Prof. Dr. Övgün Ahmet Ercan, depremin takdiri ilahi değil takdiri siyasi olduğunu ifade ederek konuşmasını şu sözlerle tamamladı:

“Depreme, takdir ilahi değil takdiri siyasidir. Eğer bir ülke iyi yönetilmiyorsa, o ülkede ekonomi çökmüşse, eğitim çökmüşse depremin adı afettir. Dolayısıyla biz Kahramanmaraş depreminde bir depremden çok bir afet yaşadık. Büyüklüğünün de 7.6 olacağını söylemişiz. Bunu söyleseniz ne olacak? Ben, Tunceli’de 2 yıl sonra deprem olacak desem ne önlem alabilirsiniz? Buradaki yapı sayısı 3 bin 500. Deprem olan bölgede 13 buçuk milyon kişi yaşıyor. 4 milyon yapı var. Bu yapıların yüzde 52’si kaçak ve yüzde 25’i imar barışından yararlanmış. Yapılar eski yapılar. Yeni yapılar olsa dahi deprem yönetmeliğine uyanlar az. Yönetmelik var ama uymuyor.”
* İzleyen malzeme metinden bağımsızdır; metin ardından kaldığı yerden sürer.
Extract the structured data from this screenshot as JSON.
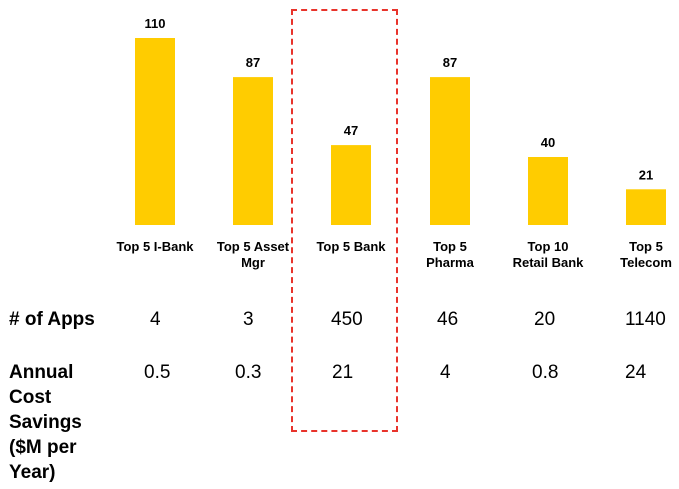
{
  "chart_data": {
    "type": "bar",
    "categories": [
      "Top 5 I-Bank",
      "Top 5 Asset Mgr",
      "Top 5 Bank",
      "Top 5 Pharma",
      "Top 10 Retail Bank",
      "Top 5 Telecom"
    ],
    "category_labels": [
      "Top 5 I-Bank",
      "Top 5 Asset\nMgr",
      "Top 5 Bank",
      "Top 5\nPharma",
      "Top 10\nRetail Bank",
      "Top 5\nTelecom"
    ],
    "values": [
      110,
      87,
      47,
      87,
      40,
      21
    ],
    "data_labels": [
      "110",
      "87",
      "47",
      "87",
      "40",
      "21"
    ],
    "ylim": [
      0,
      125
    ],
    "title": "",
    "xlabel": "",
    "ylabel": "",
    "grid": false,
    "bar_color": "#FFCC00",
    "highlighted_category": "Top 5 Bank",
    "highlight_color": "#E8332B"
  },
  "table": {
    "rows": [
      {
        "header": "# of Apps",
        "values": [
          "4",
          "3",
          "450",
          "46",
          "20",
          "1140"
        ]
      },
      {
        "header": "Annual\nCost\nSavings\n($M per\nYear)",
        "values": [
          "0.5",
          "0.3",
          "21",
          "4",
          "0.8",
          "24"
        ]
      }
    ]
  }
}
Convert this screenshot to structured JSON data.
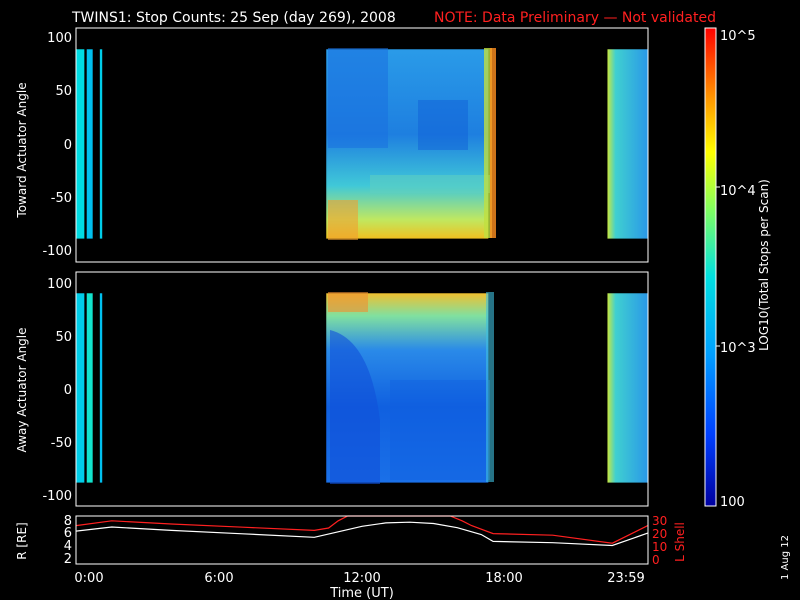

‘DEPREMİN BÜYÜKLÜĞÜNÜ DEĞİŞTİREMEZSİNİZ ANCAK ONUN YAPI STOKLARINA OLAN ETKİSİNİ DEĞİŞTİREBİLİRSİNİZ’

Nasuh Mahruk ise yapı stoklarının değişmesi gerektiğini belirterek “Yapı stoklarından tutun yasal düzenlemelere, kurumlarla ilişkilere, bürokratik düzenlemelere, eğitim sistemimize kadar. Yapmazsak ne olur? Şu an hala acılarını yaşadığımız gibi olur. Bu bir kader değil. Coğrafya kaderdir de bu bir kader değildir. Bu tamamen insan eliyle yükseltilmiş, travması, etkisi artırılmış bir insan kaynaklı problemdir. Depremin büyüklüğünü değiştiremezsiniz ancak onun yapı stoklarına olan etkisini değiştirebilirsiniz” ifadelerini kullandı.